In compenso in Puglia faccio fatica a trovare un ristorante. Mentre in Emilia un piatto più o meno buono di tortelli o di anolini o di cappelletti lo rintraccio facilmente, in Puglia, specie sulla costa occupata, ingombrata, schiacciata dai turisti, trovare strascinati e cavatelli, troccoli e lagane, finanche le folcloristiche orecchiette, supera le mie capacità rabdomantiche. La specialità pugliese dell’estate 2021 si chiama Sushi & Prosecco. A volte scritto proprio così, sulle lavagnette che ostacolano il parcheggio o il passaggio. Altre volte la proposta viene formulata in modo diverso ma la sostanza è quella: pesce crudo e vino crudele (doppiamente crudele, per i vignaioli pugliesi e per il fegato). Analizzo i due elementi. Il sushi, pesci e molluschi freddi denominati alla giapponese solo per soddisfare il bisogno di dozzinale esotismo della clientela (nessun shokunin, maestro di sushi, alle viste), di norma prevede tonno, salmone e quando va bene polpo. Il polpo è il meno peggio perché delle tre specie è l’unica ad avere discrete possibilità di provenire dal mare antistante. I tonni in Adriatico e Ionio si pescano pure, ma quanti e di quali dimensioni? Considerando il tutto esaurito che in questi giorni si registra in Terra di Bari e in Terra d’Otranto (la melanconica Capitanata sfugge ai miei radar) il numero di sushivori sembra di molto superiore al numero di pinne blu e gialle sfreccianti nel non così vasto pelago. Poi ci sarebbe il salmone ma non ho nulla di non insultante da dire su chi immagina che il roseo pesce si catturi nelle acque dove si immergono veneree Emma Marrone e Bianca Guaccero. Insomma il sushi pugliese è come il sushi piemontese, la sagra del pesce vecchio.
Infine l’elemento Prosecco.

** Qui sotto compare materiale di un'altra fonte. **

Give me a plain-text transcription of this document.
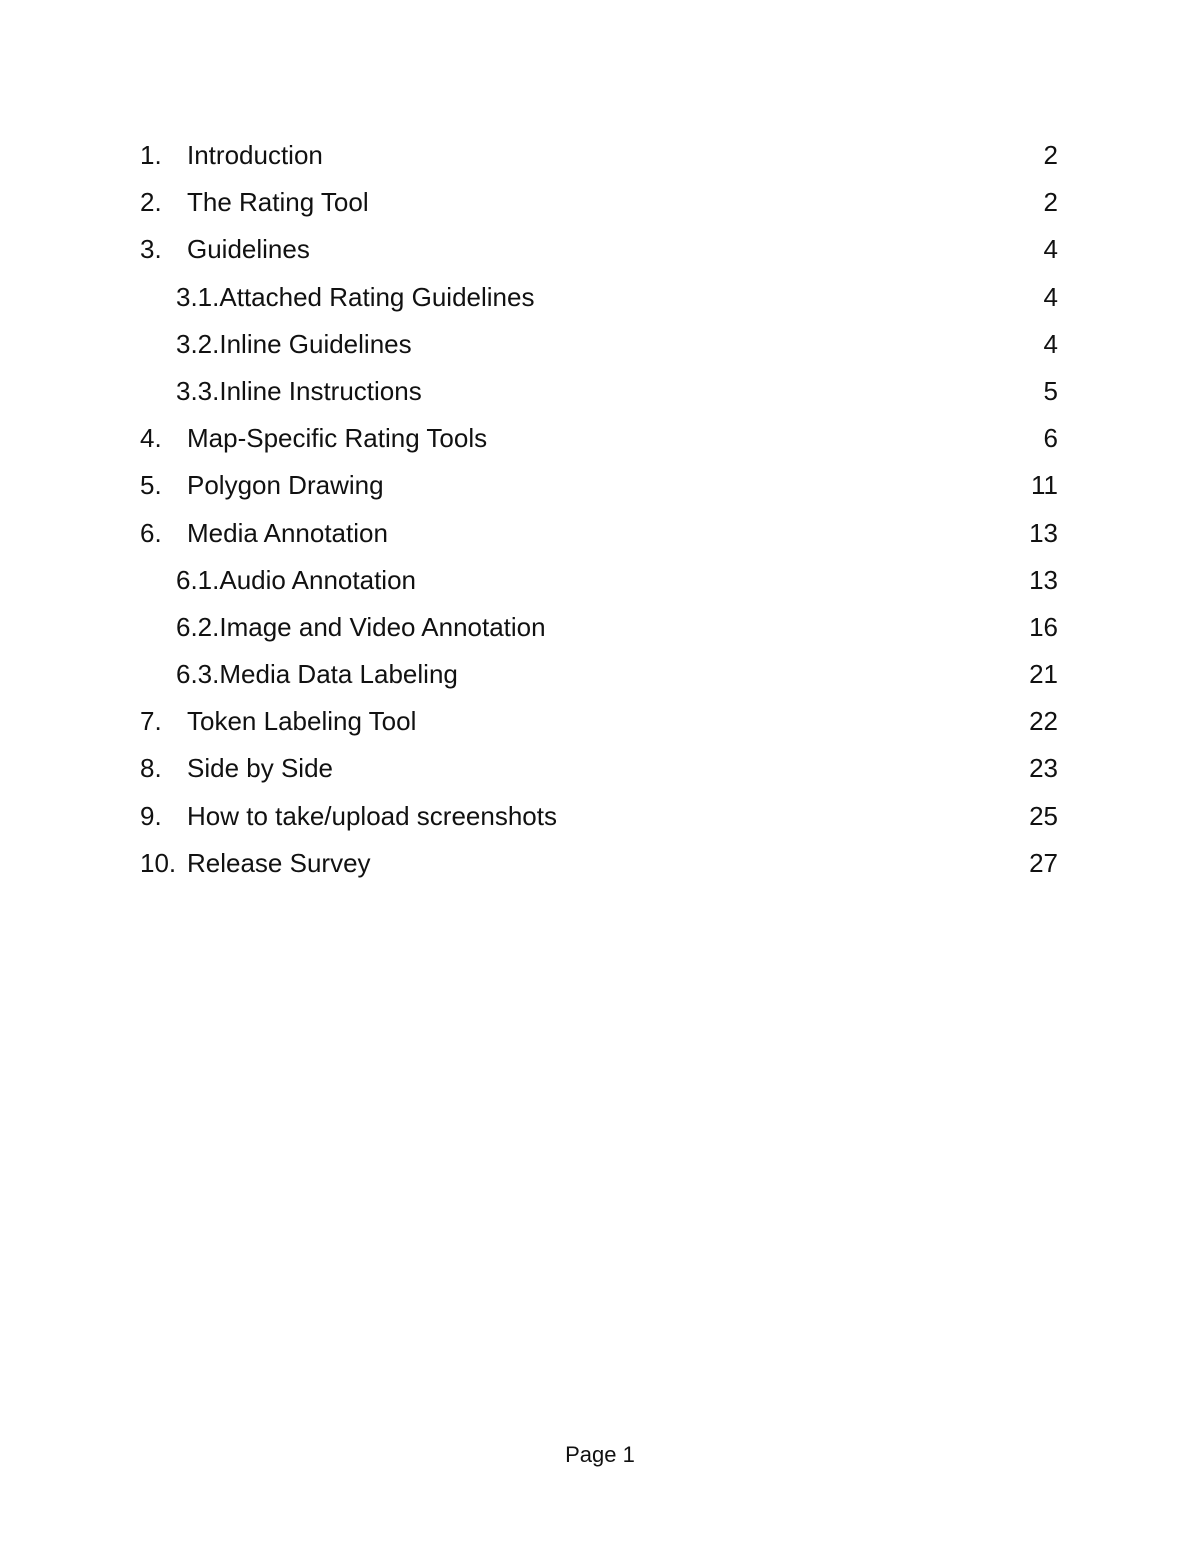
1. Introduction	2
2. The Rating Tool	2
3. Guidelines	4
3.1. Attached Rating Guidelines	4
3.2. Inline Guidelines	4
3.3. Inline Instructions	5
4. Map-Specific Rating Tools	6
5. Polygon Drawing	11
6. Media Annotation	13
6.1. Audio Annotation	13
6.2. Image and Video Annotation	16
6.3. Media Data Labeling	21
7. Token Labeling Tool	22
8. Side by Side	23
9. How to take/upload screenshots	25
10. Release Survey	27
Page 1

I pugliesi sono allergici al vino pugliese nella misura di una malattia gravissima e forse incurabile: se da Lesina a Leuca non fanno che bere prosecco (e prosecco da autoclave, per giunta, perché a questi prezzi infimi non può che essere da autoclave) è evidente che hanno subìto una menomazione ai recettori del gusto. Dunque sbaglio a inferocirmi: devo imparare a compatirli.